CASABLANCA, Morocco – Club wielding Moroccan police riding motorcycles drove into crowds of thousands of demonstrators in the country's largest city to disperse a protest by pro-democracy activists on Sunday. A similar protest organized by the pro-reform February 20 movement in the capital's twin city of Sale on Sunday also was violently disrupted, as was a demonstration in front of parliament a day earlier.
With a hand-picked commission set to recommend amendments to the constitution as part of King Mohammed VI's own reform process, authorities are showing no tolerance for demonstrations by activists. "What we want is freedom, dignity and democracy, as well as a decent standard of living," said Omar, a civil servant who tried to take part in the Casablanca protests before it was dispersed.

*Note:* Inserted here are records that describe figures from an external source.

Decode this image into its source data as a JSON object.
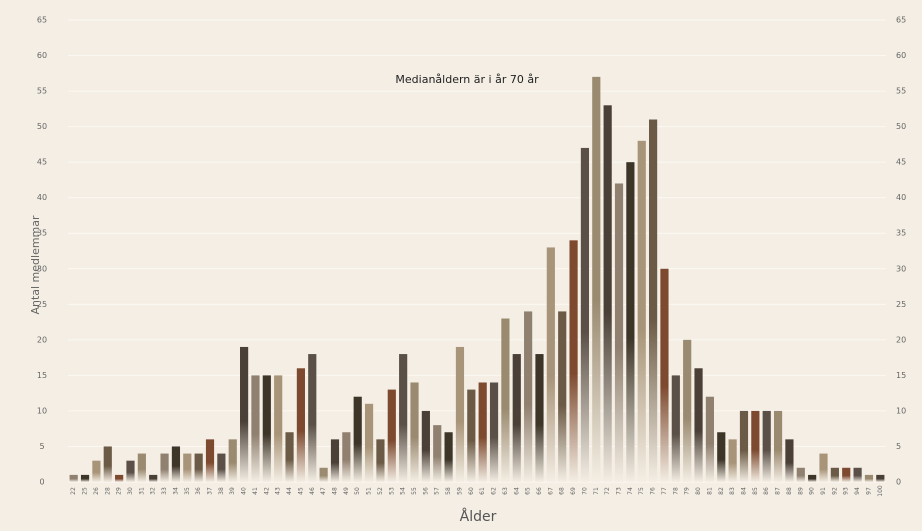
{
  "chart_data": {
    "type": "bar",
    "annotation": "Medianåldern är i år 70 år",
    "x_label": "Ålder",
    "y_label": "Antal medlemmar",
    "categories": [
      "22",
      "25",
      "26",
      "28",
      "29",
      "30",
      "31",
      "32",
      "33",
      "34",
      "35",
      "36",
      "37",
      "38",
      "39",
      "40",
      "41",
      "42",
      "43",
      "44",
      "45",
      "46",
      "47",
      "48",
      "49",
      "50",
      "51",
      "52",
      "53",
      "54",
      "55",
      "56",
      "57",
      "58",
      "59",
      "60",
      "61",
      "62",
      "63",
      "64",
      "65",
      "66",
      "67",
      "68",
      "69",
      "70",
      "71",
      "72",
      "73",
      "74",
      "75",
      "76",
      "77",
      "78",
      "79",
      "80",
      "81",
      "82",
      "83",
      "84",
      "85",
      "86",
      "87",
      "88",
      "89",
      "90",
      "91",
      "92",
      "93",
      "94",
      "97",
      "100"
    ],
    "values": [
      1,
      1,
      3,
      5,
      1,
      3,
      4,
      1,
      4,
      5,
      4,
      4,
      6,
      4,
      6,
      19,
      15,
      15,
      15,
      7,
      16,
      18,
      2,
      6,
      7,
      12,
      11,
      6,
      13,
      18,
      14,
      10,
      8,
      7,
      19,
      13,
      14,
      14,
      23,
      18,
      24,
      18,
      33,
      24,
      34,
      47,
      57,
      53,
      42,
      45,
      48,
      51,
      30,
      15,
      20,
      16,
      12,
      7,
      6,
      10,
      10,
      10,
      10,
      6,
      2,
      1,
      4,
      2,
      2,
      2,
      1,
      1
    ],
    "palette": [
      "#8f8070",
      "#3d3528",
      "#a89478",
      "#6b5a45",
      "#7d4a30",
      "#5a5048",
      "#9a8a70",
      "#4a4038"
    ],
    "ylim": [
      0,
      65
    ],
    "yticks": [
      0,
      5,
      10,
      15,
      20,
      25,
      30,
      35,
      40,
      45,
      50,
      55,
      60,
      65
    ],
    "y2lim": [
      0,
      65
    ],
    "y2ticks": [
      0,
      5,
      10,
      15,
      20,
      25,
      30,
      35,
      40,
      45,
      50,
      55,
      60,
      65
    ],
    "grid": true
  }
}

"We want a democratic, popular constitution," he said, as opposed to one designed by appointees of the king, said Omar, who only gave his first name to protect his security as a government worker taking part in a pro-reform movement. Phalanxes of police motorcycles cruised through the main roads and back streets of Casablanca's lower income Sbata neighborhood, scattering any attempts by the protesters to regroup.

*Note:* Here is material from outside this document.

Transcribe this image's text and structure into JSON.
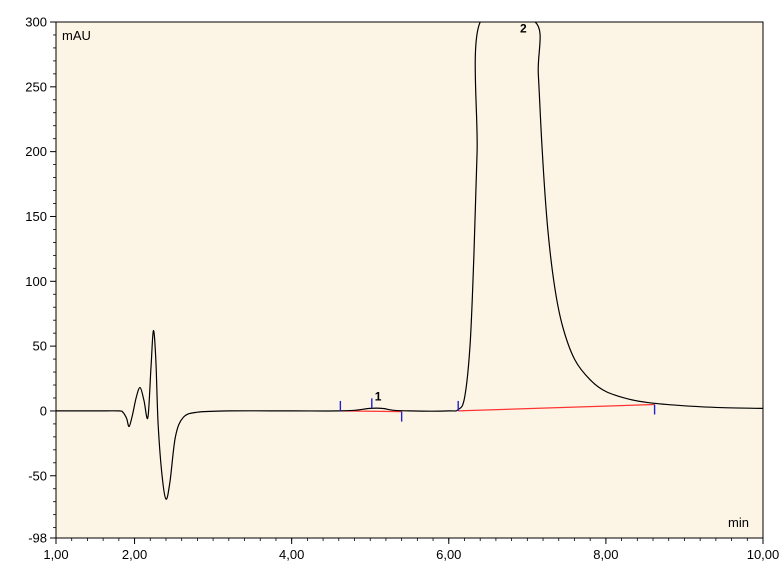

Heavily armored riot police were also deployed throughout the neighborhood blocking streets to cars and discouraging people from congregating in large groups. There were no official reports of the number of injured. About an hour after the activists had been dispersed, a few dozen teenage residents of the neighborhood organized their own pro-government demonstration. "Mohammed VI is our only king," they chanted, while police looked on.